The primary goal of increasing platelet counts in patients with chronic ITP is to reduce bleeding events. Few bleeding events were reported in this analysis, which adequately correlates to the acceptable pre-procedural platelet counts. No difference in the use of peri-procedural blood products between groups was apparent, which can possibly be correlated to the acceptable platelet counts and low frequency of bleeding events reported.
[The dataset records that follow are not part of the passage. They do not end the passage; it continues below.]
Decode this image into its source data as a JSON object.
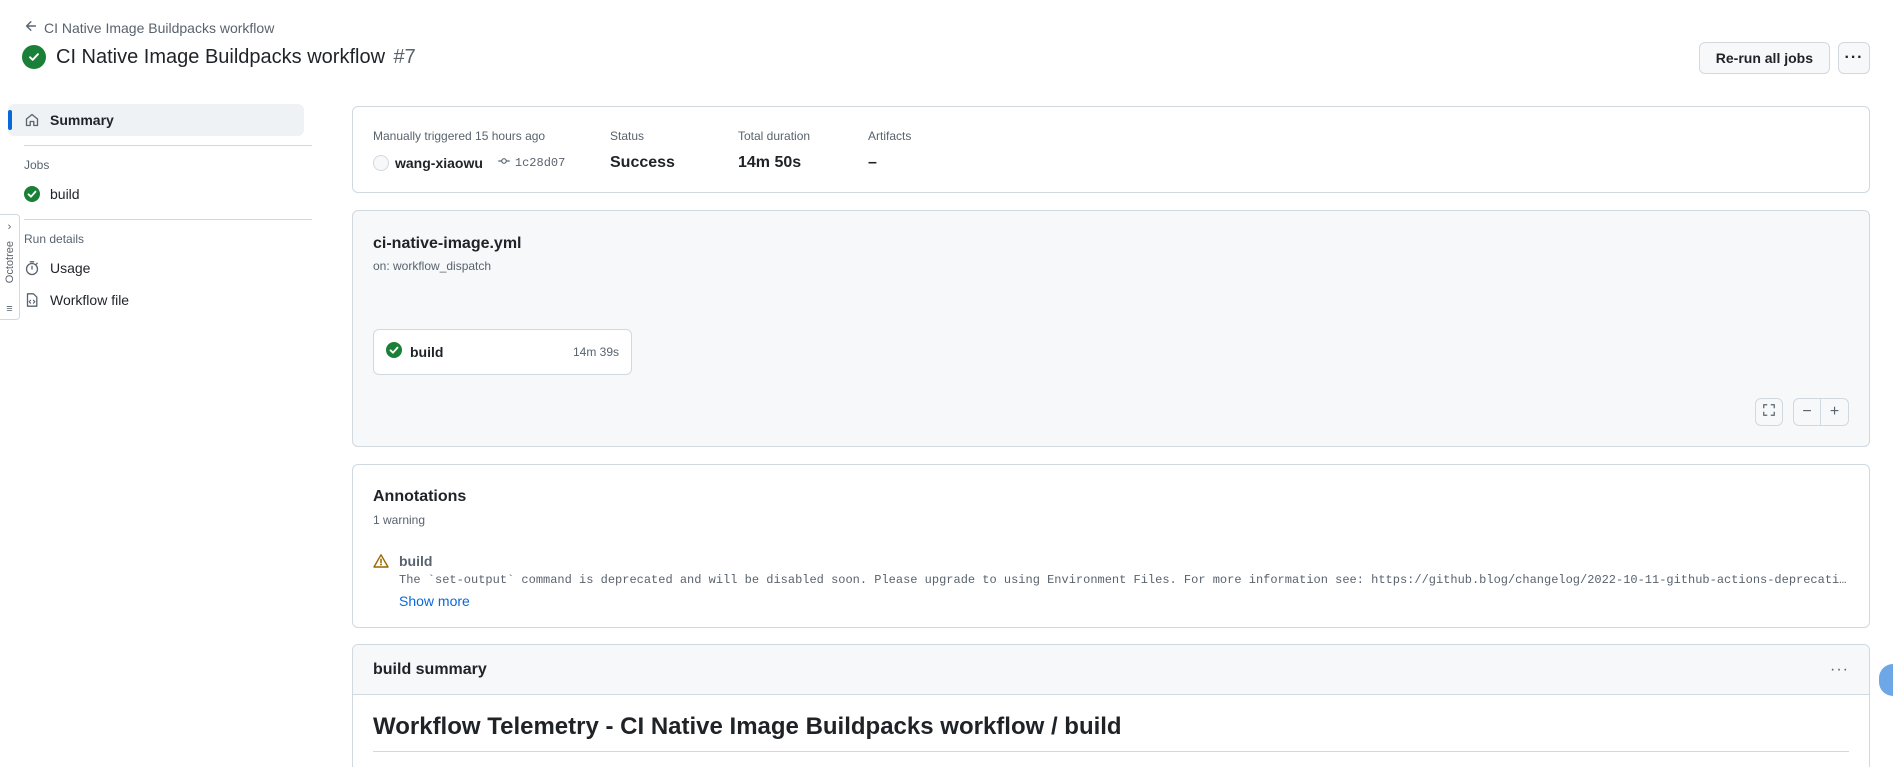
{
  "header": {
    "back_label": "CI Native Image Buildpacks workflow",
    "title": "CI Native Image Buildpacks workflow",
    "run_number": "#7",
    "rerun_label": "Re-run all jobs",
    "more_label": "···"
  },
  "sidebar": {
    "summary_label": "Summary",
    "jobs_heading": "Jobs",
    "jobs": [
      {
        "label": "build",
        "status": "success"
      }
    ],
    "run_details_heading": "Run details",
    "usage_label": "Usage",
    "workflow_file_label": "Workflow file"
  },
  "octotree": {
    "label": "Octotree"
  },
  "summary": {
    "trigger_label": "Manually triggered 15 hours ago",
    "actor": "wang-xiaowu",
    "commit": "1c28d07",
    "status_label": "Status",
    "status_value": "Success",
    "duration_label": "Total duration",
    "duration_value": "14m 50s",
    "artifacts_label": "Artifacts",
    "artifacts_value": "–"
  },
  "graph": {
    "workflow_file": "ci-native-image.yml",
    "trigger": "on: workflow_dispatch",
    "job": {
      "name": "build",
      "duration": "14m 39s"
    },
    "zoom_minus": "−",
    "zoom_plus": "+"
  },
  "annotations": {
    "title": "Annotations",
    "count": "1 warning",
    "items": [
      {
        "job": "build",
        "message": "The `set-output` command is deprecated and will be disabled soon. Please upgrade to using Environment Files. For more information see: https://github.blog/changelog/2022-10-11-github-actions-deprecating-save-state-and-s..."
      }
    ],
    "show_more": "Show more"
  },
  "build_summary": {
    "title": "build summary",
    "menu": "···",
    "heading": "Workflow Telemetry - CI Native Image Buildpacks workflow / build"
  },
  "colors": {
    "success": "#1a7f37",
    "accent": "#0969da",
    "warning": "#9a6700"
  }
}
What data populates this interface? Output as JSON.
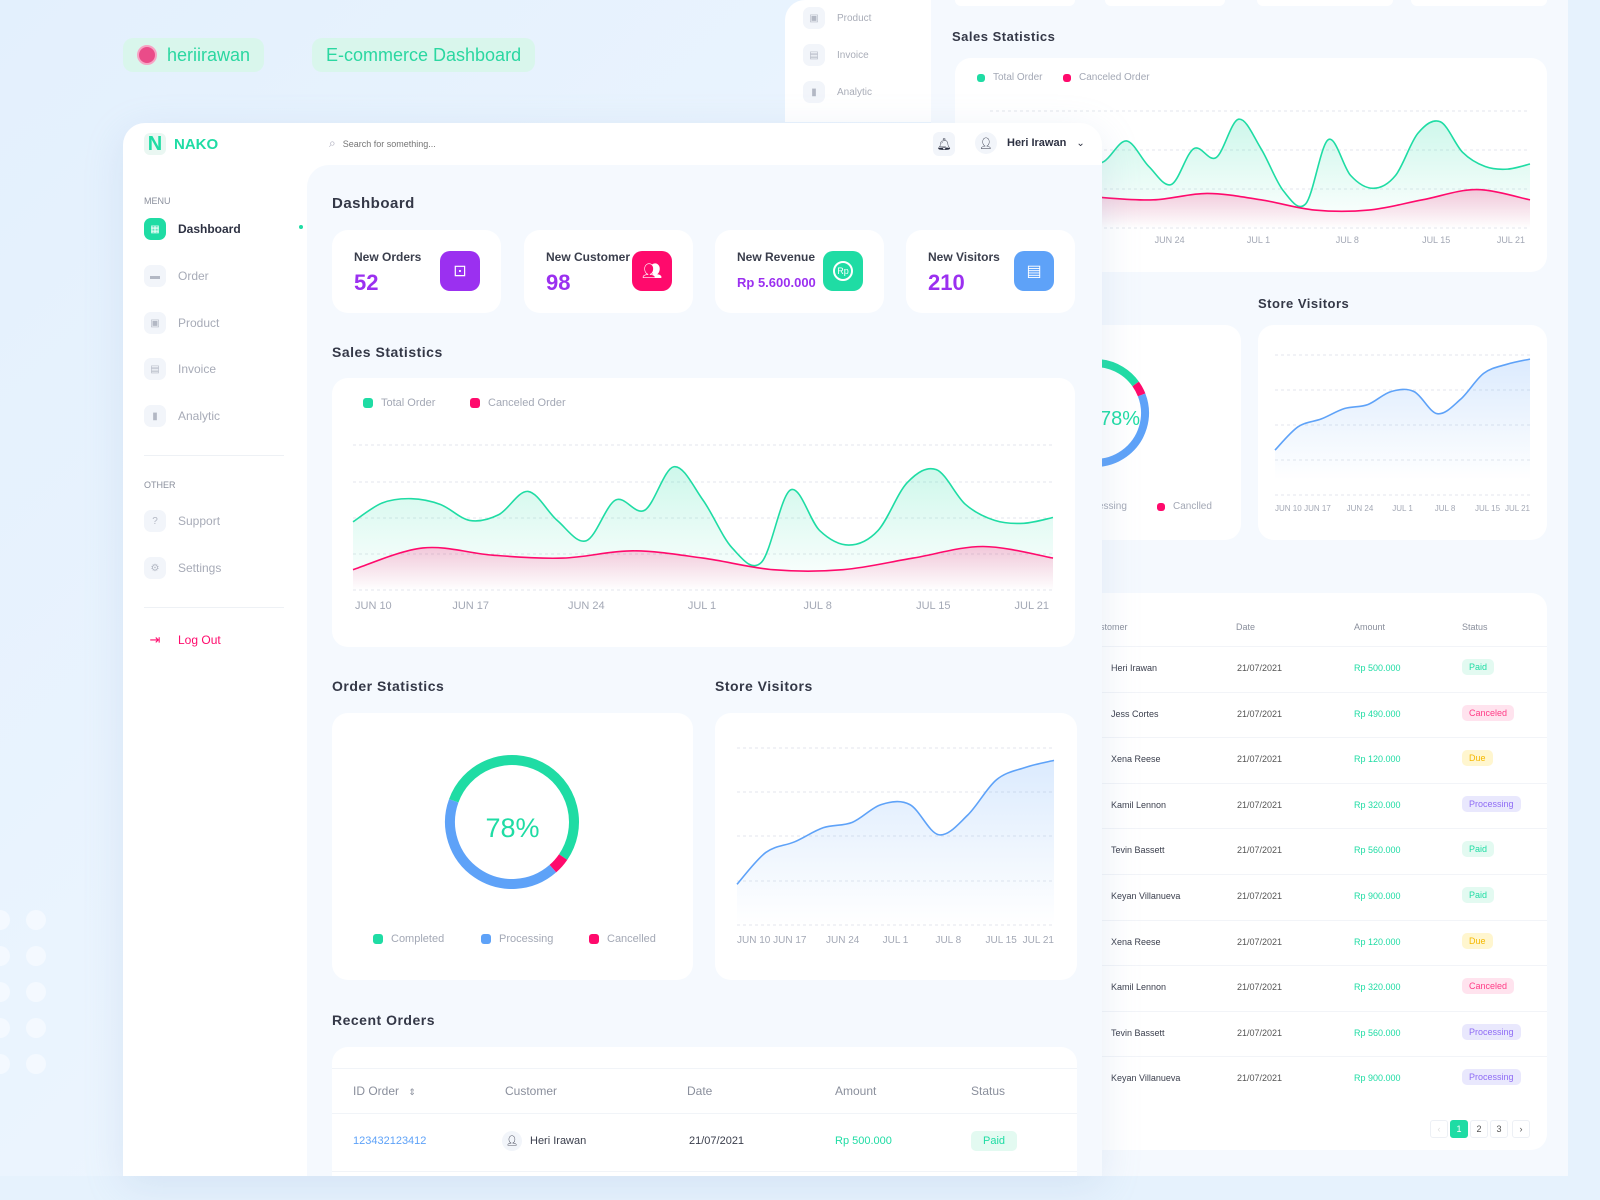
{
  "brand_badges": {
    "author": "heriirawan",
    "title": "E-commerce Dashboard"
  },
  "app": {
    "logo_letter": "N",
    "name": "NAKO"
  },
  "search": {
    "placeholder": "Search for something..."
  },
  "user": {
    "name": "Heri Irawan"
  },
  "sidebar": {
    "menu_heading": "MENU",
    "items": [
      {
        "label": "Dashboard",
        "icon": "grid-icon",
        "active": true
      },
      {
        "label": "Order",
        "icon": "card-icon"
      },
      {
        "label": "Product",
        "icon": "box-icon"
      },
      {
        "label": "Invoice",
        "icon": "document-icon"
      },
      {
        "label": "Analytic",
        "icon": "bar-chart-icon"
      }
    ],
    "other_heading": "OTHER",
    "other_items": [
      {
        "label": "Support",
        "icon": "help-icon"
      },
      {
        "label": "Settings",
        "icon": "gear-icon"
      }
    ],
    "logout": "Log Out"
  },
  "page_title": "Dashboard",
  "stats": [
    {
      "label": "New Orders",
      "value": "52",
      "icon": "shopping-bag-icon",
      "color": "#9b30f0"
    },
    {
      "label": "New Customer",
      "value": "98",
      "icon": "users-icon",
      "color": "#ff0a6c"
    },
    {
      "label": "New Revenue",
      "value": "Rp 5.600.000",
      "icon": "rupiah-icon",
      "color": "#1fdca4"
    },
    {
      "label": "New Visitors",
      "value": "210",
      "icon": "id-badge-icon",
      "color": "#5ea2f8"
    }
  ],
  "sales": {
    "title": "Sales Statistics",
    "legend": [
      {
        "label": "Total Order",
        "color": "#1fdca4"
      },
      {
        "label": "Canceled Order",
        "color": "#ff0a6c"
      }
    ]
  },
  "order_stats": {
    "title": "Order Statistics",
    "center_label": "78%",
    "legend": [
      {
        "label": "Completed",
        "color": "#1fdca4"
      },
      {
        "label": "Processing",
        "color": "#5ea2f8"
      },
      {
        "label": "Cancelled",
        "color": "#ff0a6c"
      }
    ],
    "back_legend": [
      "essing",
      "Canclled"
    ]
  },
  "visitors": {
    "title": "Store Visitors"
  },
  "chart_data": [
    {
      "type": "area",
      "title": "Sales Statistics",
      "categories": [
        "JUN 10",
        "JUN 17",
        "JUN 24",
        "JUL 1",
        "JUL 8",
        "JUL 15",
        "JUL 21"
      ],
      "series": [
        {
          "name": "Total Order",
          "values": [
            47,
            60,
            63,
            59,
            48,
            52,
            68,
            48,
            34,
            62,
            55,
            85,
            62,
            29,
            19,
            69,
            41,
            31,
            41,
            74,
            83,
            59,
            48,
            46,
            50
          ]
        },
        {
          "name": "Canceled Order",
          "values": [
            14,
            29,
            24,
            22,
            27,
            22,
            14,
            14,
            22,
            30,
            22
          ]
        }
      ],
      "ylim": [
        0,
        100
      ],
      "grid": true,
      "legend": "top-left"
    },
    {
      "type": "donut",
      "title": "Order Statistics",
      "center": "78%",
      "slices": [
        {
          "name": "Completed",
          "value": 54
        },
        {
          "name": "Cancelled",
          "value": 4
        },
        {
          "name": "Processing",
          "value": 42
        }
      ],
      "legend": "bottom"
    },
    {
      "type": "area",
      "title": "Store Visitors",
      "categories": [
        "JUN 10",
        "JUN 17",
        "JUN 24",
        "JUL 1",
        "JUL 8",
        "JUL 15",
        "JUL 21"
      ],
      "series": [
        {
          "values": [
            23,
            41,
            47,
            55,
            58,
            68,
            68,
            51,
            62,
            82,
            89,
            93
          ]
        }
      ],
      "ylim": [
        0,
        100
      ],
      "grid": true
    }
  ],
  "recent_orders": {
    "title": "Recent Orders",
    "columns": [
      "ID Order",
      "Customer",
      "Date",
      "Amount",
      "Status"
    ],
    "rows": [
      {
        "id": "123432123412",
        "customer": "Heri Irawan",
        "date": "21/07/2021",
        "amount": "Rp 500.000",
        "status": "Paid"
      }
    ]
  },
  "back_table": {
    "columns": [
      "stomer",
      "Date",
      "Amount",
      "Status"
    ],
    "rows": [
      {
        "customer": "Heri Irawan",
        "date": "21/07/2021",
        "amount": "Rp 500.000",
        "status": "Paid"
      },
      {
        "customer": "Jess Cortes",
        "date": "21/07/2021",
        "amount": "Rp 490.000",
        "status": "Canceled"
      },
      {
        "customer": "Xena Reese",
        "date": "21/07/2021",
        "amount": "Rp 120.000",
        "status": "Due"
      },
      {
        "customer": "Kamil Lennon",
        "date": "21/07/2021",
        "amount": "Rp 320.000",
        "status": "Processing"
      },
      {
        "customer": "Tevin Bassett",
        "date": "21/07/2021",
        "amount": "Rp 560.000",
        "status": "Paid"
      },
      {
        "customer": "Keyan Villanueva",
        "date": "21/07/2021",
        "amount": "Rp 900.000",
        "status": "Paid"
      },
      {
        "customer": "Xena Reese",
        "date": "21/07/2021",
        "amount": "Rp 120.000",
        "status": "Due"
      },
      {
        "customer": "Kamil Lennon",
        "date": "21/07/2021",
        "amount": "Rp 320.000",
        "status": "Canceled"
      },
      {
        "customer": "Tevin Bassett",
        "date": "21/07/2021",
        "amount": "Rp 560.000",
        "status": "Processing"
      },
      {
        "customer": "Keyan Villanueva",
        "date": "21/07/2021",
        "amount": "Rp 900.000",
        "status": "Processing"
      }
    ],
    "pagination": {
      "prev": "‹",
      "pages": [
        "1",
        "2",
        "3"
      ],
      "current": "1",
      "next": "›"
    }
  },
  "status_colors": {
    "Paid": {
      "bg": "#e3faf1",
      "fg": "#1fdca4"
    },
    "Canceled": {
      "bg": "#ffe3ee",
      "fg": "#ff3c86"
    },
    "Due": {
      "bg": "#fff6cf",
      "fg": "#f5b800"
    },
    "Processing": {
      "bg": "#e9e8fd",
      "fg": "#8f6cf5"
    }
  }
}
However, given that the studies were not specifically designed to investigate these endpoints, the number of patients who were not able to undergo procedures due to thrombocytopenia was not captured, which limits the conclusions that can be drawn from this analysis.

Conclusion

In five phase 2 and phase 3 studies of eltrombopag in patients with previously treated chronic ITP, eltrombopag was associated with sustained increases in platelet counts and reductions in bleeding events [11], [12], [14] and reduced the need for concomitant and rescue medications [13], [15]. Data from the 87 hemostatic challenges that were reported in these studies suggest that the majority of patients with chronic ITP who are treated with eltrombopag and experience increases in platelet counts will achieve the platelet count recommendations to undertake invasive procedures, potentially reducing the risk of bleeding complications and the need for additional ITP treatment. The potential role of eltrombopag in supporting the preparation of chronic ITP patients for surgical procedures still needs to be clinically established.